The Nietzschean theory of power, which he sees in both the Occupy movement and the Tea Party, is cynical of power and structure. So Andy Crouch, in a deft move, undermines Nietzsche by rewriting his theory in these words:

All true being strives to create room for more being and to expend its power in the creation of flourishing environments for variety and life, and to thrust back the chaos that limits true being. In doing so it creates other bodies and invites them into mutual creation and tending of the world, building relationships where there had been none: thus they then cooperate together in creating more power for more creation. And the process goes on (51, all italics).

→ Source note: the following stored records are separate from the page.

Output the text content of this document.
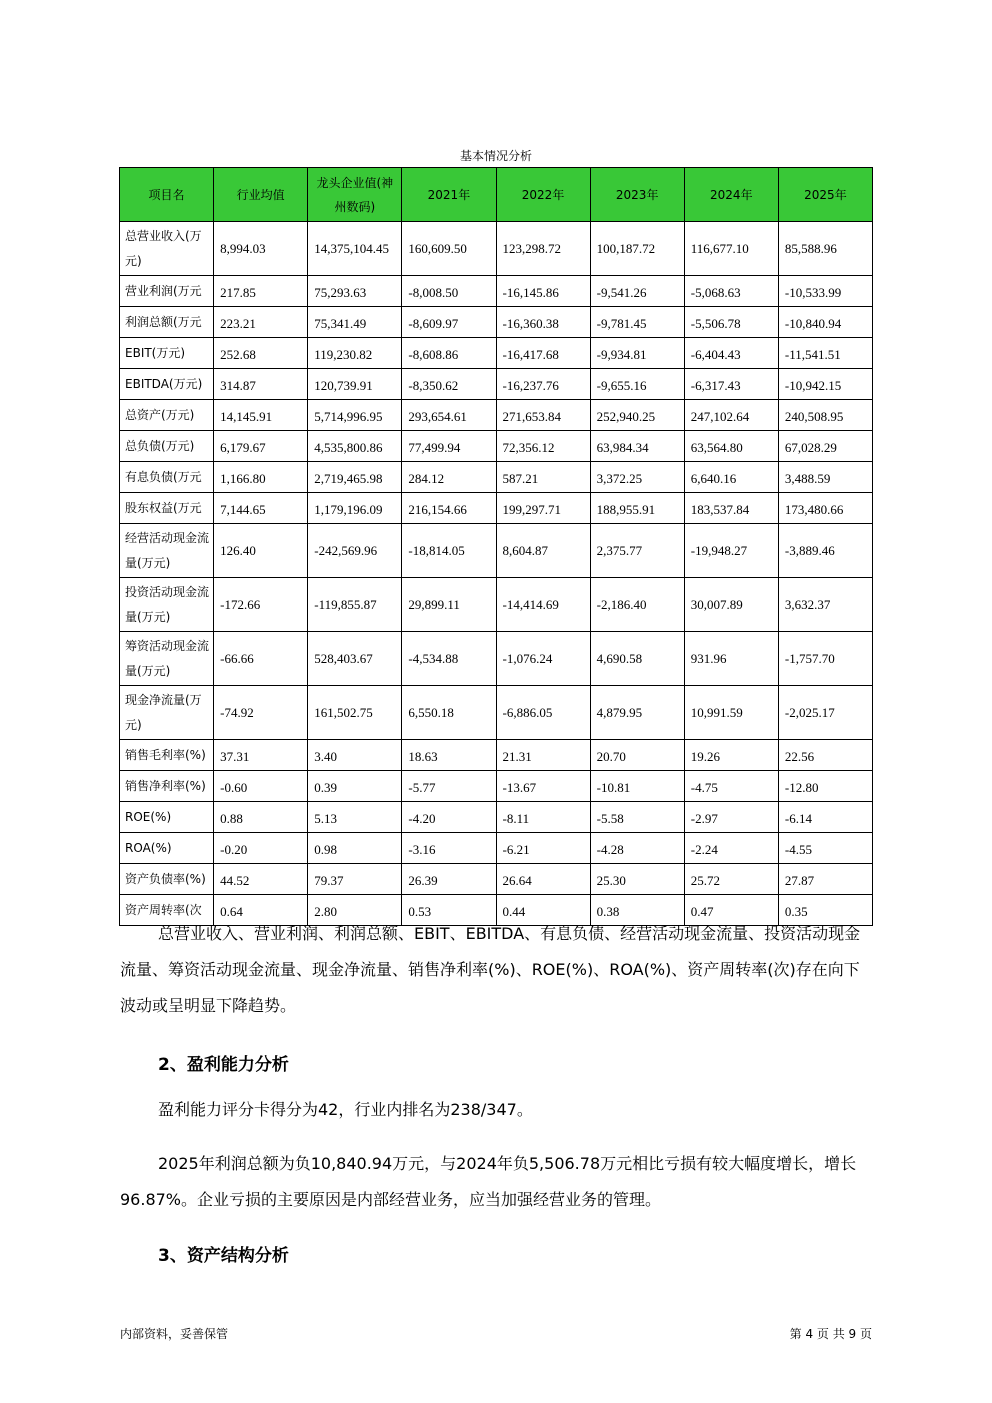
基本情况分析
项目名	行业均值	龙头企业值(神州数码)	2021年	2022年	2023年	2024年	2025年
总营业收入(万元)	8,994.03	14,375,104.45	160,609.50	123,298.72	100,187.72	116,677.10	85,588.96
营业利润(万元	217.85	75,293.63	-8,008.50	-16,145.86	-9,541.26	-5,068.63	-10,533.99
利润总额(万元	223.21	75,341.49	-8,609.97	-16,360.38	-9,781.45	-5,506.78	-10,840.94
EBIT(万元)	252.68	119,230.82	-8,608.86	-16,417.68	-9,934.81	-6,404.43	-11,541.51
EBITDA(万元)	314.87	120,739.91	-8,350.62	-16,237.76	-9,655.16	-6,317.43	-10,942.15
总资产(万元)	14,145.91	5,714,996.95	293,654.61	271,653.84	252,940.25	247,102.64	240,508.95
总负债(万元)	6,179.67	4,535,800.86	77,499.94	72,356.12	63,984.34	63,564.80	67,028.29
有息负债(万元	1,166.80	2,719,465.98	284.12	587.21	3,372.25	6,640.16	3,488.59
股东权益(万元	7,144.65	1,179,196.09	216,154.66	199,297.71	188,955.91	183,537.84	173,480.66
经营活动现金流量(万元)	126.40	-242,569.96	-18,814.05	8,604.87	2,375.77	-19,948.27	-3,889.46
投资活动现金流量(万元)	-172.66	-119,855.87	29,899.11	-14,414.69	-2,186.40	30,007.89	3,632.37
筹资活动现金流量(万元)	-66.66	528,403.67	-4,534.88	-1,076.24	4,690.58	931.96	-1,757.70
现金净流量(万元)	-74.92	161,502.75	6,550.18	-6,886.05	4,879.95	10,991.59	-2,025.17
销售毛利率(%)	37.31	3.40	18.63	21.31	20.70	19.26	22.56
销售净利率(%)	-0.60	0.39	-5.77	-13.67	-10.81	-4.75	-12.80
ROE(%)	0.88	5.13	-4.20	-8.11	-5.58	-2.97	-6.14
ROA(%)	-0.20	0.98	-3.16	-6.21	-4.28	-2.24	-4.55
资产负债率(%)	44.52	79.37	26.39	26.64	25.30	25.72	27.87
资产周转率(次	0.64	2.80	0.53	0.44	0.38	0.47	0.35
总营业收入、营业利润、利润总额、EBIT、EBITDA、有息负债、经营活动现金流量、投资活动现金流量、筹资活动现金流量、现金净流量、销售净利率(%)、ROE(%)、ROA(%)、资产周转率(次)存在向下波动或呈明显下降趋势。
2、盈利能力分析
盈利能力评分卡得分为42，行业内排名为238/347。
2025年利润总额为负10,840.94万元，与2024年负5,506.78万元相比亏损有较大幅度增长，增长96.87%。企业亏损的主要原因是内部经营业务，应当加强经营业务的管理。
3、资产结构分析
内部资料，妥善保管	第 4 页 共 9 页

This, largely Kuyperian, theory of power and its redemption is the heart of Crouch’s book. The choice, then, is between idolatry (Nietzsche’s dwelling place) and love (God’s dwelling place). Idolatry begins by turning something inherently good, God’s creation, into unrealistic greatness, transcending God’s created status for it. Crouch nails it with this, and he uses Steve Jobs to illustrate idolatry (of control of food): idolatry promises that we will not die and that we can be like God. Idolatry thus blocks the image bearer’s capacity to reflect the glory and power of God to the world.

Next to idolatry stands injustice as the abuse of power. Those with power (and money) can play God, and playing God over against another leads to injustice. So Crouch argues that injustice is idolatry. Both injustice and idolatry are exaltations of the human to the place of God to use power against another in ways that are inappropriate. And benevolence can be another way of making ourselves god! We pretend to omnipresence, omniscience, and omnipotence… all a kind of god-making. Short term missions can be this kind of god-making. Crouch is unafraid to say these trips do little but salve the conscience of the wealthy.

We are image bearers, designed to be icons (I use the word “eikon”), which means we are designed not to be looked at but looked through to see the God who made us. Perhaps the theme of Crouch’s first section in this book is to ask if we want to be looked at or looked through.